If any of these are blocking your use case, post in the #runner-provisioner-preview Slack channel.
VM startup latency
When a new VM needs to be provisioned from scratch, expect two to five minutes before a runner is ready to claim a job. This includes scheduling the VM, booting the OS, and running the cloud-init script that downloads and installs the runner agent.
The primary mitigation is minReplicas. Pre-warmed VMs have already completed startup and can claim jobs in seconds. Startup latency only affects jobs that arrive when demand exceeds the pre-warmed pool.

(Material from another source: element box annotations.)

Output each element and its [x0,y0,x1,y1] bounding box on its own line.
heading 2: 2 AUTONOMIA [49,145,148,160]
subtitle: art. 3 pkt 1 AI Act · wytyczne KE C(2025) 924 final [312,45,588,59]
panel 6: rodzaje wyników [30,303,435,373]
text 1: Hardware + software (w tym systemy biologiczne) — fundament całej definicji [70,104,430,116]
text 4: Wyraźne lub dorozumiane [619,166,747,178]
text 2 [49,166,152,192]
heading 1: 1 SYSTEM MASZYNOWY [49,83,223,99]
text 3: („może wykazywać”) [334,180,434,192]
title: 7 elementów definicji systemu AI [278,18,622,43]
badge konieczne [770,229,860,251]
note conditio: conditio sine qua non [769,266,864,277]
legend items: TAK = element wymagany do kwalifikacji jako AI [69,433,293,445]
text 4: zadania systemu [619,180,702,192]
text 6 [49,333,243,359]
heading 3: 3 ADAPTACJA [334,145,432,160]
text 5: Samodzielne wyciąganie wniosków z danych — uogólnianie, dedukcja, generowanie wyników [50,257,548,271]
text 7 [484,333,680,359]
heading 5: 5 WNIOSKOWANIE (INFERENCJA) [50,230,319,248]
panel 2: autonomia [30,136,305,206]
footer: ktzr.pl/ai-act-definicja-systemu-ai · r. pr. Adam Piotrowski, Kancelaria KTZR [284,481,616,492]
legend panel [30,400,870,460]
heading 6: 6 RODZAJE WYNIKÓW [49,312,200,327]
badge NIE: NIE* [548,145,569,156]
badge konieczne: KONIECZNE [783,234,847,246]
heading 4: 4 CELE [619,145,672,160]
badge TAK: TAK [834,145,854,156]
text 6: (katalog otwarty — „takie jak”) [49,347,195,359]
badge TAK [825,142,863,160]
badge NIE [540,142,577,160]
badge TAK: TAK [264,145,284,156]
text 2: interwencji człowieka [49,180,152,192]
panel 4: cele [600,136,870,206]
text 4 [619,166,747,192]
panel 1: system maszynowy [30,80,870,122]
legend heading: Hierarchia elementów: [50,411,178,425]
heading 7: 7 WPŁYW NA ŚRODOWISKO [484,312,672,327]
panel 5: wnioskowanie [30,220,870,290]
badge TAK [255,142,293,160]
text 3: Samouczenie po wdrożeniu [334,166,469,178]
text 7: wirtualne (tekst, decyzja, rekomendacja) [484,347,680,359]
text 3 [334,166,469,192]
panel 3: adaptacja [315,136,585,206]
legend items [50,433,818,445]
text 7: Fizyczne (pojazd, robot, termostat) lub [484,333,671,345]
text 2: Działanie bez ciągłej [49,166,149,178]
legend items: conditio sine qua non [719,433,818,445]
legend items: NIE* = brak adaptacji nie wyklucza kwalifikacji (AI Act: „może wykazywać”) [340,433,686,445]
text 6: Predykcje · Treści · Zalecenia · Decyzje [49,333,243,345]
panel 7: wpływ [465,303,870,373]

Two factors can push latency toward the higher end or cause provisioning to fail silently:
-
Package downloads: The cloud-init script installs
circleci-runnerfrom packagecloud.io at boot time. Slow or unavailable package repositories will delay or prevent the runner from starting. Baking the runner binary into a custom disk image removes this dependency. -
Cold image pulls: The first time a VM is scheduled on a node, KubeVirt must pull the full container disk image. Subsequent VMs on the same node use the cached image and are significantly faster.